Durante la emisión de este jueves 18 de diciembre, José Antonio Neme volvió a defender el rol que han asumido los matinales en los últimos cuatro años, especialmente frente a las críticas que surgieron tras el triunfo presidencial de José Antonio Kast. Según el animador, existe la percepción de que, con el cambio de gobierno, los programas dejarán de cubrir hechos delictuales, como el reciente asesinato de un adulto mayor en El Bosque.

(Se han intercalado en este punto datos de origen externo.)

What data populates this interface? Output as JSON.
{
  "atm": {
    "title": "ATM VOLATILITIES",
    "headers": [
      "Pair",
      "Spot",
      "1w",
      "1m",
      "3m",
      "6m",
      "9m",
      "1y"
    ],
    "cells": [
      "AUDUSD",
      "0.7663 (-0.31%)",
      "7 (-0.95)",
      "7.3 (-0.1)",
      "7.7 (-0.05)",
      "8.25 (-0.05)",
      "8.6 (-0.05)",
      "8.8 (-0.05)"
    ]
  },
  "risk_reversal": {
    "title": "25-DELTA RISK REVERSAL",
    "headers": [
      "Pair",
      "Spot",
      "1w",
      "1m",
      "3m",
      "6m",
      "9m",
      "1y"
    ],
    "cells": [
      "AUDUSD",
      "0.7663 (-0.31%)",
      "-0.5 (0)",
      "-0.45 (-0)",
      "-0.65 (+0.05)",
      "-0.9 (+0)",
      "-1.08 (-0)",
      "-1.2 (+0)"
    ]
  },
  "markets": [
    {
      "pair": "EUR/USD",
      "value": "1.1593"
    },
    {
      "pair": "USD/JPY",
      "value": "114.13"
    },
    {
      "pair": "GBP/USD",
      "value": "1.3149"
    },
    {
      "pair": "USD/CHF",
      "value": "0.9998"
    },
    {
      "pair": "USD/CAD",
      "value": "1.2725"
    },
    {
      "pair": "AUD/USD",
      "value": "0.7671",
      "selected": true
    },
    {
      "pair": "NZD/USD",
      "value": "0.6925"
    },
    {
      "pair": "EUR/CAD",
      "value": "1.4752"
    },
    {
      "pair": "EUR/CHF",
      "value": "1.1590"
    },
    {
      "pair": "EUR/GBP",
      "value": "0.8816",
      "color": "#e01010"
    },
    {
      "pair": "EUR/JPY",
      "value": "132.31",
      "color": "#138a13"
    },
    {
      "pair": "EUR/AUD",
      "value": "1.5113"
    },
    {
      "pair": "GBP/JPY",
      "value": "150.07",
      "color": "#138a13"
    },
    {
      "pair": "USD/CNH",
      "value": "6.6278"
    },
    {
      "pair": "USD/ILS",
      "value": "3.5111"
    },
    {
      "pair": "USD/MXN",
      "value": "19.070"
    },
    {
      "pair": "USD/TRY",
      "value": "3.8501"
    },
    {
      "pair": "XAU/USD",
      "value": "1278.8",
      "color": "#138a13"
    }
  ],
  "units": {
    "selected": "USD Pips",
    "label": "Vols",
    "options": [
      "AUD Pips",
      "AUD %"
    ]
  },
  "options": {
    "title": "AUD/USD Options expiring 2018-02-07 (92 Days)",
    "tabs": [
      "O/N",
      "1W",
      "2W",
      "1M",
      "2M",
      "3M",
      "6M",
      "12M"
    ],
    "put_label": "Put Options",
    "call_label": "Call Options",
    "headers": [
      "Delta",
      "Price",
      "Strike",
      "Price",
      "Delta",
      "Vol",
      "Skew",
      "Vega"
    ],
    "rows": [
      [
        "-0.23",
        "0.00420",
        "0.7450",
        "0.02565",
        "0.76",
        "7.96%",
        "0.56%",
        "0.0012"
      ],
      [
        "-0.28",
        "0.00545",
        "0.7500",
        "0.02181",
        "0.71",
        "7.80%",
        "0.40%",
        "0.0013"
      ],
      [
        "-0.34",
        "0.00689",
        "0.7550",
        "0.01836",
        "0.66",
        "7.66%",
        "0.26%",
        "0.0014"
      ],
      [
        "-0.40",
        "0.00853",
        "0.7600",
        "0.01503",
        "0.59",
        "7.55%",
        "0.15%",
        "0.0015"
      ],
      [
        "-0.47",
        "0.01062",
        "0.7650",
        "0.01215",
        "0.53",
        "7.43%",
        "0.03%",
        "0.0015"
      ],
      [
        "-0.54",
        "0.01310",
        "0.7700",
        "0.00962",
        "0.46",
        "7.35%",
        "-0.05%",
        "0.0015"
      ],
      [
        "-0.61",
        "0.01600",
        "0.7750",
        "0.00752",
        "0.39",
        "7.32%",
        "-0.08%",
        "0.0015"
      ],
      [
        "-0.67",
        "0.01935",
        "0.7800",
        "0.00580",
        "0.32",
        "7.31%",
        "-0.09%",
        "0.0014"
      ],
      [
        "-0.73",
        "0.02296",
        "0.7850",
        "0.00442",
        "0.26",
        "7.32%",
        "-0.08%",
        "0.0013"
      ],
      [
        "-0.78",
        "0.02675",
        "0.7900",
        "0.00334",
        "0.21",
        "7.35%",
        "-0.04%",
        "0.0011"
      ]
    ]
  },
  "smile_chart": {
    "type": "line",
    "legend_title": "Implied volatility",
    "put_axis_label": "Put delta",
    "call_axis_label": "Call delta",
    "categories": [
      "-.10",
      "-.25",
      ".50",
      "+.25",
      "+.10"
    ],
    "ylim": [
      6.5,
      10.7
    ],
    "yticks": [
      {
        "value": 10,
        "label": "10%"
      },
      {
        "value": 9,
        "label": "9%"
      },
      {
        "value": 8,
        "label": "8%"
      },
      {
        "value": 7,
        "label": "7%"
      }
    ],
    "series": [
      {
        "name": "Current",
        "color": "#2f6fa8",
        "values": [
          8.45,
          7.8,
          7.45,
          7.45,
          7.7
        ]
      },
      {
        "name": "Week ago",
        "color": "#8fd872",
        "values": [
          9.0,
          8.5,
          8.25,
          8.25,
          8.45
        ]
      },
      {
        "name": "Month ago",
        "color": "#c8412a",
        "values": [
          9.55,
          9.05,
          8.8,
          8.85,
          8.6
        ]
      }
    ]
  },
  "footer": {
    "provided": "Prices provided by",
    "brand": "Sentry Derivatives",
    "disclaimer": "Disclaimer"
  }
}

Neme afirmó que los cuestionamientos hacia los matinales han sido constantes y que muchos han “torpedeado el trabajo” realizado por estos espacios. Señaló que algunos han “trapeado el piso” con la labor del equipo, insinuando que ahora, con un nuevo gobierno, los programas se dedicarían a contenidos más livianos, como recetas o temas navideños.
Sin embargo, el animador insistió en que la pauta no cambiará. “Este equipo va a transmitir lo que haya que transmitir en mérito del interés público, independiente si el señor de La Moneda es rubio o moreno o castaño o tiene canas”, expresó durante su intervención. Con ello, reafirmó que la línea editorial seguirá centrada en la delincuencia, tal como ha ocurrido en los últimos años.
En otro momento, Neme declaró: “Independiente del gobierno, del ministro de Seguridad que esté de turno, o si el presidente electo anda no sé dónde, este programa va a seguir informando lo que al público le interesa saber y debe saber. Y al que le molesta aquello tiene varias otras alternativas”. No obstante, la afirmación omite que, a esa misma hora, los demás matinales ofrecen exactamente los mismos contenidos policiales, por lo que las alternativas reales para quienes rechazan este enfoque se reducen a plataformas como YouTube o servicios de streaming.
La intervención de Neme se suma a una serie de episodios en los que ha respondido con dureza a quienes cuestionan el rol de los matinales. Durante los últimos cuatro años, estos programas han construido una pauta centrada casi exclusivamente en la delincuencia, dejando fuera otras temáticas de interés público. Diversos analistas han advertido que esta cobertura permanente podría haber contribuido a una sensación de inseguridad generalizada, amplificando una psicosis colectiva en torno al delito.
El animador cerró su reflexión asegurando que la elección de un nuevo presidente “no va a cambiar la pauta bajo ningún punto de vista” y que, aunque otros programas puedan estar “haciendo Pan de Pascua”, su espacio seguirá priorizando la misma línea editorial.